福岡県久留米市に流れる筑後川。「一夜川」とも呼ばれ、昔からその流域に住む人々はその荒々しさと戦いながらも、いただく恵みを大切に生活してきた。多聞山蓮明寺の掲示板はそんな筑後川流域暮らす人々の機微をとらえ歩んできた。現在は主にお寺の前を通る方々が見ることができる様にと、道路に面する場所に一つ、そしてご法事などお寺に縁があっていらっしゃった方々の目に入りやすいようにと、境内に入る参道にもう一つの掲示板が設置されている。

蓮明寺門前の掲示板

道路に面する掲示板は自転車で通る小中高生が立ち止まって眺めていることもあるそう。それでなるべく平易な言葉を使ったり、ふりがなをつけたりして、誰にでも共有してもらえるように工夫しているとのことだ。また参道の掲示板は、その日参拝される方の顔を思い浮かべながら書き直すこともあるとのこと。 「この言葉は私のことだと思いました」と言ってくれたことがある方もおられたとか。

参道の掲示板の前で
住職の溝邊伸さん(写真左)とご家族

蓮明寺の住職である溝邊伸氏は、「お寺は言葉の入り口が必要だと思っています。
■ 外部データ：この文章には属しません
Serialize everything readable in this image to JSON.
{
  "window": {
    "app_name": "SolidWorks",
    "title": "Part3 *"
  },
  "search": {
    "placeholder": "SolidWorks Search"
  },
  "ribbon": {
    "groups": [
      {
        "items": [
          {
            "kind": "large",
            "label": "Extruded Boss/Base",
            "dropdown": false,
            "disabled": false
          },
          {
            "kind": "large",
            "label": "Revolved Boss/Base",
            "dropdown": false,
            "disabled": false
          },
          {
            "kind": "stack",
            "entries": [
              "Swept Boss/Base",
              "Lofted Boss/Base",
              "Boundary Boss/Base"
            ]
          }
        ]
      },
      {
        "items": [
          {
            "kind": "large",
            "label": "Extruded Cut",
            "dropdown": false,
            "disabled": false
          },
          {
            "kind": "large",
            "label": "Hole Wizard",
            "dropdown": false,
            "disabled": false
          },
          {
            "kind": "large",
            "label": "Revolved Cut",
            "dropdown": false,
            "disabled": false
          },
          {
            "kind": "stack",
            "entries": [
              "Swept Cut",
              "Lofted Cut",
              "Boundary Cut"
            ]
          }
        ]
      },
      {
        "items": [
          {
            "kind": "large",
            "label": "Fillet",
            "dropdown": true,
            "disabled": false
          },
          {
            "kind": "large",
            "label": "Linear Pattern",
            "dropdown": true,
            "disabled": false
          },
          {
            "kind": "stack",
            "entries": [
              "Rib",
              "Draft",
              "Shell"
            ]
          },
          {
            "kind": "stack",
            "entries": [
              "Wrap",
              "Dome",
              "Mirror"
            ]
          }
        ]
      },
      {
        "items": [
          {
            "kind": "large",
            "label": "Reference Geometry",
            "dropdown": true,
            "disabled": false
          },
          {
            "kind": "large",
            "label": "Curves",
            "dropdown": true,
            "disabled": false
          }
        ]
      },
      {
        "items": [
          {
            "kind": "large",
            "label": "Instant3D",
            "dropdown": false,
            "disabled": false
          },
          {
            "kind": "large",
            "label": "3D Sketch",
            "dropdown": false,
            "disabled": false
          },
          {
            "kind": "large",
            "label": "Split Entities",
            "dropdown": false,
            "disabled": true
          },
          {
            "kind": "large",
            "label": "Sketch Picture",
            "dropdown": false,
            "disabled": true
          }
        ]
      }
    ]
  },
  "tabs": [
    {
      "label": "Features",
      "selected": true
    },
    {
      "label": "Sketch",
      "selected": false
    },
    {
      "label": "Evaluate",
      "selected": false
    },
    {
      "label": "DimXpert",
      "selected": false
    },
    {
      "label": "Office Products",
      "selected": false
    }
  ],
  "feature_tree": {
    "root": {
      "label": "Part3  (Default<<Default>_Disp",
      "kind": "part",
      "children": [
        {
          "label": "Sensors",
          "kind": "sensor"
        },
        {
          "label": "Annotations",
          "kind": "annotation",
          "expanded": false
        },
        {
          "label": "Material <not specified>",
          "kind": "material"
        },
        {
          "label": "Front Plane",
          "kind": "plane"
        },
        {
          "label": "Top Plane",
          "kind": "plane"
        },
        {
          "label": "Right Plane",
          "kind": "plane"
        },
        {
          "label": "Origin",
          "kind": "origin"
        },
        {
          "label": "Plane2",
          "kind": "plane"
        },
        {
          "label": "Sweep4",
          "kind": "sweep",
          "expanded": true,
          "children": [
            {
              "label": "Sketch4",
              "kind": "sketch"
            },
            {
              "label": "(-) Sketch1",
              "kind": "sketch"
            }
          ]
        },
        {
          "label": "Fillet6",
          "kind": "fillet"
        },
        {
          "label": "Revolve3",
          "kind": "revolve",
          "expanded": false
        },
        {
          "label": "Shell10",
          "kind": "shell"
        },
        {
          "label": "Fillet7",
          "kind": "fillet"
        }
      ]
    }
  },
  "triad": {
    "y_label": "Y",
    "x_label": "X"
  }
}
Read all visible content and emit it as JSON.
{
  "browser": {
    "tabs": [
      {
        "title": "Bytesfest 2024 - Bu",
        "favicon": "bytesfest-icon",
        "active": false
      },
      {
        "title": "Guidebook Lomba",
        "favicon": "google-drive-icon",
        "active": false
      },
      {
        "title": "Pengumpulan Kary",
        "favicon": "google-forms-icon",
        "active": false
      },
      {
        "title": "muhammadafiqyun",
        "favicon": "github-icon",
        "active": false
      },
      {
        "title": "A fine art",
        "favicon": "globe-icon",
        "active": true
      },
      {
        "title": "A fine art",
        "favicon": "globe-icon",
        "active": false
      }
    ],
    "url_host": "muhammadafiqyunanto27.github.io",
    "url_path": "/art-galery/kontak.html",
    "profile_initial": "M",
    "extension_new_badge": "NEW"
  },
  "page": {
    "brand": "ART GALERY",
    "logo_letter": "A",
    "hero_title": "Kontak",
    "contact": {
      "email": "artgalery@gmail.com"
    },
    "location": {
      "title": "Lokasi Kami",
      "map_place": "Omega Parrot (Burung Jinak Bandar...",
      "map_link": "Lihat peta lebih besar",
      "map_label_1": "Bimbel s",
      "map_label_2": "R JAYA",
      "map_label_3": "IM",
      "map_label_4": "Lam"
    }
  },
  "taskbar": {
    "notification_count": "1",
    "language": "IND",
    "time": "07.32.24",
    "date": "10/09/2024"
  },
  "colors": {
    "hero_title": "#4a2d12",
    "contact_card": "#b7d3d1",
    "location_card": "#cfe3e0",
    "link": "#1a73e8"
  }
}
直接言っても伝わらないが、書いておくと伝わることもある。それは普段の生活の中で言葉が生きてくるということです。自分の課題、門徒さんの課題、地域の方々の課題が共になる。それが教化。そんな言葉を選びたいと思っています」と常に見てくださる方の顔や生活を思い浮かべながら、掲示板と向かい合っている

また参道の掲示板は黒板となっていて、チョークさえあれば誰でも書けるようになっている。お子さんがそこに絵を描いて遊んだりもできるとのことで、子供に限らず掲示板が媒介となりコミュニケーションが生まれ、人々の生活や想いがシェアできるような場となっている。

実際に蓮明寺で昨年十月に開かれた「お寺deマルシェ」ではご縁ある出店者に絵を描いていただき、そこが記念写真スポットとなりマルシェの盛り上がりに一層花を添えたという。

「お寺deマルシェ」では出店者に書いてもらった

法語は教えに沿った内容を前提にして、住職自らが考えた言葉を書くことも多い。「お参りに来て終わり、掲示板を見て終わりではなくて、これからが始まりという、ここから道が開けてくるという言葉を選びたいです」と力強く語る住職の姿から、書く側と見る側それぞれの思いや課題が交わる伝道掲示板がさらに今後も多くの人の目にふれてほしいと感じた。

(九州教区通信員・佐々木信行)

『真宗』2022年5月号「お寺の掲示板」より

ご紹介したお寺:九州教区三井西組(住職 溝邊伸)※役職等は『真宗』誌掲載時のまま記載しています。